Monologue dramatique d'après un opus de Angélica Liddell interprété par Clémence Caillouel dans une mise en scène de Jessica Walker. Porter sur scène une partition de l'auteure, comédienne et metteuse en scène espagnole Angélica Liddell relève d'un impossible défi tant son écriture autofictionnelle et la singularité dramaturgique de son théâtre de la douleur semblent inappropriables.
La metteuse en scène chilienne Jessica Walker relève le défi en élaborant le saisissant monologue "Paulina" d'après "La Maison de la force", terrifiant opus écrit par Angélica Liddell en 2009 pour, indique-t-elle, se survivre à elle-même après une relation de soumisson dont elle relate le processus destructeur mis en résonance avec la violence des hommes auxquelles succombent les femmes.

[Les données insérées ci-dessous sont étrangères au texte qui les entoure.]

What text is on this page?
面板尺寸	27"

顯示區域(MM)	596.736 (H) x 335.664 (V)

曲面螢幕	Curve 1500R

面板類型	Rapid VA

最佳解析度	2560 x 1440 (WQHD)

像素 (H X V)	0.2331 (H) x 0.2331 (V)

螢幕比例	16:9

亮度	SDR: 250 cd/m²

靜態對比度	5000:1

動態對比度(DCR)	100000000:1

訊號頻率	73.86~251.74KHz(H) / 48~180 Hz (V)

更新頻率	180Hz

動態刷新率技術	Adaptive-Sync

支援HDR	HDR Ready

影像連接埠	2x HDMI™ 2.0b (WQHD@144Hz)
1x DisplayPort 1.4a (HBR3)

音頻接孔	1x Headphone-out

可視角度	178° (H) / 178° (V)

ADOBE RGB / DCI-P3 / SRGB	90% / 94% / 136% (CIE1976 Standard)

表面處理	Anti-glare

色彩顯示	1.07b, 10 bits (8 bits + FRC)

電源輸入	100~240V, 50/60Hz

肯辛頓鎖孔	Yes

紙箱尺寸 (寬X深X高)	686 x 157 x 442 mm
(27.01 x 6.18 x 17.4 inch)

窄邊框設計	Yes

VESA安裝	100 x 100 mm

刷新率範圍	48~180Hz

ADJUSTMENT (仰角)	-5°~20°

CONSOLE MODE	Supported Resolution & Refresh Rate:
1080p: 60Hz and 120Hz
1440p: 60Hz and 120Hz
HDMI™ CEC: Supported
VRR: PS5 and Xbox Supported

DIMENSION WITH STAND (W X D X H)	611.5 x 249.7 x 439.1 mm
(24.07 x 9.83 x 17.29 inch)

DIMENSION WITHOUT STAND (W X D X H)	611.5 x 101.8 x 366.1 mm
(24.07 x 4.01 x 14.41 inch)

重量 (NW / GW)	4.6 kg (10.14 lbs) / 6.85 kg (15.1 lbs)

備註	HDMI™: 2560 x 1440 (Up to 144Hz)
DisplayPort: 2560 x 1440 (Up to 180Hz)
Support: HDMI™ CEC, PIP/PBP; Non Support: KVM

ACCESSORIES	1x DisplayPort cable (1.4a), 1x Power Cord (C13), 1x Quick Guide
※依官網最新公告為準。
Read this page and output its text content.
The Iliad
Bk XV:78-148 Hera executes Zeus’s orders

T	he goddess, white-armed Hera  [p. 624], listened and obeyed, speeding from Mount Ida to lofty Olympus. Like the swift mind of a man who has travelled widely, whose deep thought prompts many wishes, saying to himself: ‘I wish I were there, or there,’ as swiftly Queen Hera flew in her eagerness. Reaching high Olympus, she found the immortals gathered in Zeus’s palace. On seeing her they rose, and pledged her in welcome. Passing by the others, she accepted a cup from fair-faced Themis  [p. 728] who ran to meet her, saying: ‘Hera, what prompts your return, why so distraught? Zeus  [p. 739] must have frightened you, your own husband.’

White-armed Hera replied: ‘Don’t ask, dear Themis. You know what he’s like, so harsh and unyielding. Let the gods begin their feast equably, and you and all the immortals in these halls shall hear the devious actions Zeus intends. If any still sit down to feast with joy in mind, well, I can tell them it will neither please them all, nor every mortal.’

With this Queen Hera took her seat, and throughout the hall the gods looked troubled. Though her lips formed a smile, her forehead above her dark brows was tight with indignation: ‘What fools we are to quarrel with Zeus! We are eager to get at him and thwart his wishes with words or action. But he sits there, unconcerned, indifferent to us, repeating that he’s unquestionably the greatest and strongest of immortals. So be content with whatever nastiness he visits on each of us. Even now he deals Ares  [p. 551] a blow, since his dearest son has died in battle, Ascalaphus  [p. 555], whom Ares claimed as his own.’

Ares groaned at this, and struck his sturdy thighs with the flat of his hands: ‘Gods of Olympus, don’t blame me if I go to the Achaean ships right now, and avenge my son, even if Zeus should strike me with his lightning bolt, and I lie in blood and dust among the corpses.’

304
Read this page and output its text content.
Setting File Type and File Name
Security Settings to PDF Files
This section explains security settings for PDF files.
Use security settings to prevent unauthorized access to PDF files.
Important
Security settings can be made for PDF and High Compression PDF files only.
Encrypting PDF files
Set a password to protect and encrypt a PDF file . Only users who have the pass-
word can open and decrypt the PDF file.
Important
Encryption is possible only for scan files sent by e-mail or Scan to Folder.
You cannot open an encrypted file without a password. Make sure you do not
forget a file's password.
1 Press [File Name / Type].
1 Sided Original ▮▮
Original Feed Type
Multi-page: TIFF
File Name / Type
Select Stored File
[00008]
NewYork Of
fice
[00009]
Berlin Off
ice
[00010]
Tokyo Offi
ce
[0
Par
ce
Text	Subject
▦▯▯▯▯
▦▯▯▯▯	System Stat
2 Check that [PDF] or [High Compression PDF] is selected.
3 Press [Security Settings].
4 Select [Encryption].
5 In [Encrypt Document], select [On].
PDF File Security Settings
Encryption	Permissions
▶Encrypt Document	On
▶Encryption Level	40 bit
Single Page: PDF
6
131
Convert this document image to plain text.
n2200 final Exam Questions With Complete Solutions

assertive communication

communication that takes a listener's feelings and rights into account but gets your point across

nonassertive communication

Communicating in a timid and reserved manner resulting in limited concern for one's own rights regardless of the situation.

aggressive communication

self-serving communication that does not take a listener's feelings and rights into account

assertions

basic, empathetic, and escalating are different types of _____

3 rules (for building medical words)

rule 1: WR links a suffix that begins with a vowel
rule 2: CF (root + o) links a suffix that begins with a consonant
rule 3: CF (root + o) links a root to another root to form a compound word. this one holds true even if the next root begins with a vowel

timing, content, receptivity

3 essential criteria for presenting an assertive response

"Succombent" car la maltraitance féminine résulte tant de l'amour inconditionnel porté à un psychotique usant de toute la panoplie de la tyrannie conjugale, de l'humiliation à la maltraitance physique en passant par les sévices sexuels, que de la barbarie d'assassins violeurs, qualifiée de "féminicide" devenu l'apanage du Mexique, la "capitale du crime", un des pays les plus dangereux au monde qui concurrence les états en guerre, avec la révélation des hécatombes de Ciudad Juarez.
Sur un plateau plongé dans le noir, simplement éclairée plein feu par un projecteur à main qui suit ses apparitions fantomatiques, une vahiné déchue avec son chapeau cabossé, en pagne effiloché et soutien-gorge crasseux, corps sanguinolent et poignets bandés.
Elle est la personnification de l'auteure, qui, dans une chambre d'hôtel à Venise, cité des amours romantiques, tente de surmonter le dégoût de la vie et de soi en relatant tant le mécanisme inéluctable de la double contrainte paradoxale dans la domination que les ultimes mécanismes de survie, tel l'automutilation, et les prémisses de la résilience par l'épuisement physique, et de Paulina, figure tragique de toutes les victimes happées par le machisme meurtrier. Magnifique révélation, la jeune comédienne Clémence Caillouel dispense une performance exceptionnelle, par un jeu organique d'une rare puissance dramatique, d'immersion poignante au limite du supportable, nonobstant la distanciation théâtrale, au coeur de l'intime ravagé et de la souffrance.